When you're done making your own census, compare your census with the real one:
The real census included questions on demographics, income, education, employment, religion, ancestry, and languages spoken at home. The questions were carefully written to provide minimum ambiguity, with important points emphasised in italics to make sure they are not missed. Have a look here to see an example of a real census form.
See if you can find five questions which you did not include in your list, and think about how the government might use this information.
The real census involved everyone who was in Australia on the night of the census. Not just Australian citizens, or Australian permanent residents, or even those who were actually living in Australia at the time, but everyone who happened to be in Australia at the time, including temporary migrants (for example, international students) and visitors (for example, tourists).

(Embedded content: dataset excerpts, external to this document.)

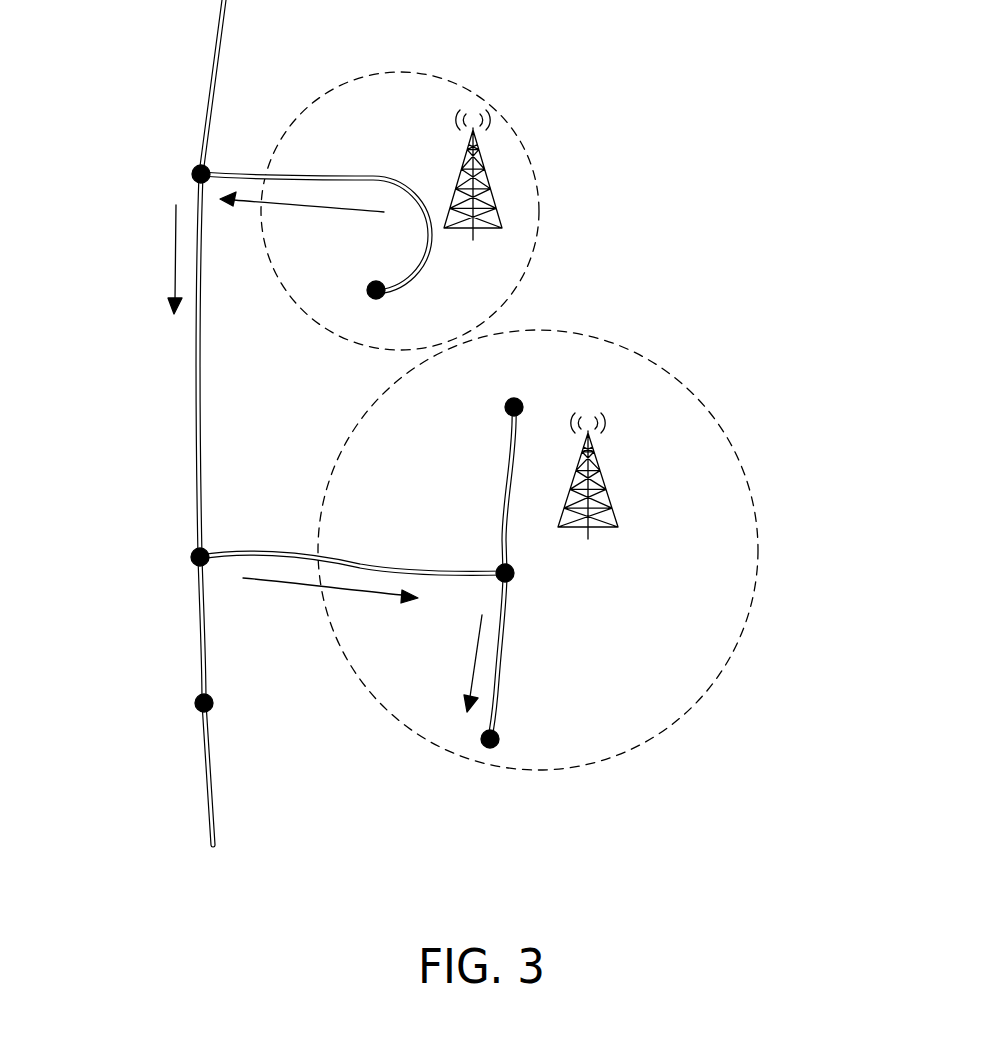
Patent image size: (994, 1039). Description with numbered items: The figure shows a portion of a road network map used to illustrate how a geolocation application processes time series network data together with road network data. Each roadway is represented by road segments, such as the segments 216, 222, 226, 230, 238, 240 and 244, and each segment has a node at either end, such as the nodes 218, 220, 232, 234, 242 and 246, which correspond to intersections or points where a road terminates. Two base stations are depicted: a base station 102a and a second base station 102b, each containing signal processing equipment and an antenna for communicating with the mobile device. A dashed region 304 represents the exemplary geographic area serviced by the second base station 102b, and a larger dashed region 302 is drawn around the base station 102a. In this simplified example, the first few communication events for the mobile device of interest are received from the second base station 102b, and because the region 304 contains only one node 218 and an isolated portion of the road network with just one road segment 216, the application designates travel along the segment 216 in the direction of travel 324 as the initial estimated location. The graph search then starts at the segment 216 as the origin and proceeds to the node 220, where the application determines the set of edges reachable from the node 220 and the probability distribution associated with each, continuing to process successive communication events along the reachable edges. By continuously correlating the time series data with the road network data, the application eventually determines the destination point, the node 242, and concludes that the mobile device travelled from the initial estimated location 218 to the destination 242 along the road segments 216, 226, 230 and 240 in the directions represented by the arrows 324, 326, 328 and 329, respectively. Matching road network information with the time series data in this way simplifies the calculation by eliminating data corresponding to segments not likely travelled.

The base station 102a is at (600, 473).
The second base station 102b is at (483, 168).
The road segment 216 is at (352, 178).
The node 218 is at (373, 298).
The node 220 is at (208, 168).
The road segment 222 is at (206, 95).
The road segment 226 is at (197, 428).
The road segment 230 is at (382, 560).
The node 232 is at (194, 557).
The node 234 is at (512, 573).
The road segment 238 is at (197, 696).
The road segment 240 is at (504, 656).
The node 242 is at (498, 738).
The road segment 244 is at (506, 473).
The node 246 is at (522, 403).
The region 302 is at (694, 386).
The region 304 is at (487, 103).
The direction of travel 324 is at (308, 212).
The arrow 326 is at (173, 248).
The arrow 328 is at (288, 583).
The arrow 329 is at (477, 662).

See if you can think of some reasons why the following groups of people were included in the census:
1. Permanent residents (non-citizens who have a right to reside in Australia permanently)
2. International students (this article may help)
3. Tourists from overseas (this website may help)
The census covered all of Australia, including Antarctic and island territories.
Why do you think that they included these areas?
The government sent out paper forms to every household in Australia, and also offered an online option, "eCensus". Delivering and collecting these paper forms for the 2016 census was a huge logistical operation, involving millions forms being delivered by 38000 form-deliverers. In total the census operation cost 470 million dollars, including 46 million dollars spent on printing the forms alone. The total number of pages printed for the census was 29750780882. For those who are curious, see if you can figure out how tall the stack of paper would be! This and this may help you.
Despite all the effort of distributing via paper, 63% of households used eCensus, the online method of completing a census. If the online method was so popular, why didn't the government just get rid of the paper forms and make everyone do it online? See if you can think of some reasons why they still use paper forms, and discuss amongst yourselves whether you think the government will stop using paper forms in the future.
The great cost of a census means that they are only done once every five years. The complexity of collecting all the forms and entering the data into a computer also makes the process of calculating the data very slow, and as a result it took nearly a year for the 2016 census results to be released. Again, think about how advances in technology may change this situation. and how it might impact on the way that future censuses are run. The 2016 census experienced a website outage which increased the cost of running the census by 30 million dollars and was a source of embarrassment for the ABS, IBM and the government.
One thing we can say for certain about the future of the census is that, so long as you don't leave the country, you'll end up being a part of one!